The 'now generation' of shopping malls

By Jerry Andrews

A recent book, "The Malling of America," described what happened to the older established shopping areas as cities encouraged the building of malls. Rezoning was usually required, allowing retail in what may have been agricultural or even projected residential areas, changing the relationship of where stores were to where people lived and where they worked.

Because it was cheaper to build on empty land than tear down existing buildings, these new developments were nearly always "outside" the established shopping districts. This was seen in our own shopping center, Stonewood Mall, and certainly in the Lakewood Shopping Center, one of the very first malls in America. Developers came from all over the country to Lakewood to see how to do it. And then they did it with almost unfailing success.

Malls are friendly to the automobile, mainly because of the vast parking available.
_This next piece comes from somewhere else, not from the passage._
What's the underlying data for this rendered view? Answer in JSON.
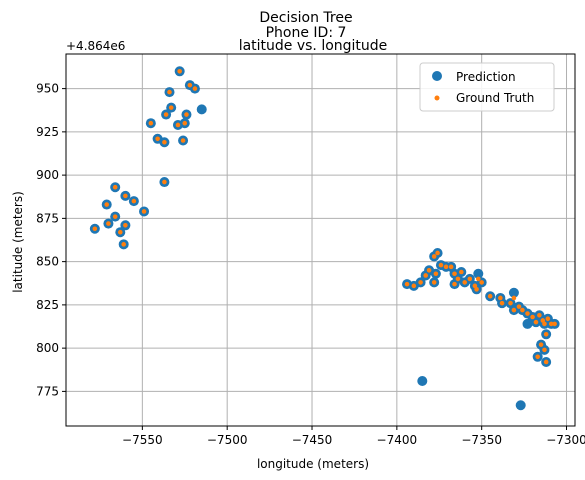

After WW II the nation was hungry for cars and the freedom to travel. Driving a couple extra miles for a little recreational shopping was fun.

What followed was an evolution in mall design and most of the original ones have had to be updated in various ways-enclosing them, air conditioning, more color, a more avant garde look. Then, however, the malls were blind-sided-not of their own doing. The petroleum crisis of the 1970s and '80s made people more aware of how far they were driving and what might be termed non-essential trips.

The "gas" shortage had another unexpected side effect. Since most of our electricity is generated with oil, when the price of oil went from $5 a barrel to $20 a barrel, the resultant price increase was devastating to air conditioning costs for these huge enclosed malls. Rents had to go up accordingly. Profits got squeezed and some stores failed.

The registry of the grande dames of department stores is a graveyard of the rich and famous-Bullocks, Buffum's and Broadway to name a few. The demise of the old guard of retail was also helped along by discount merchandising. With stores so big and profit margins so thin, the frills went away. The carpeting was replaced by linoleum at best and possibly even bare concrete, "swampers" replaced air conditioning, many had to totally restructure to survive. A whole new lineup of "category killers" started from scratch. PETsMART, Home Depot, Party City, Old Navy, Staples and Crown Books even had a meteoric existence.

This change in stores has had an impact on shopping centers as well. The latest victim is Sherman Oaks Galleria-the place that produced the Valley Girl culture. But the Valley is overmalled and there is not enough consumer spending to make them all work. Cruising teenagers do not spend enough to pay the rent. Long Beach's downtown mall is dead in the water, Hawthorne is obsolete and empty, Pasadena's is empty in favor of their Old Town revitalization. Seemingly, major geographic areas can handle one really big old-fashioned enclosed mall; South Coast Plaza, for example. But experience shows there will be a further shakeout.

The new "off-price centers" are coming on-stream. Scottsdale Pavillion started on an Indian reservation outside of Phoenix. The next one, Anaheim Plaza, was in Orange County and now we have Long Beach Town Centre at Carson Street and the 605 Freeway. They will set the standard for the next generation of malls. Open space between individual store buildings (you need a car to get around there), futuristic architecture, many different colors, lots of neon, eye-catching signs. It has success written all over it.

It also says some of the older non-performing centers will be rebuilt to office and business parks. At least they will have enough parking.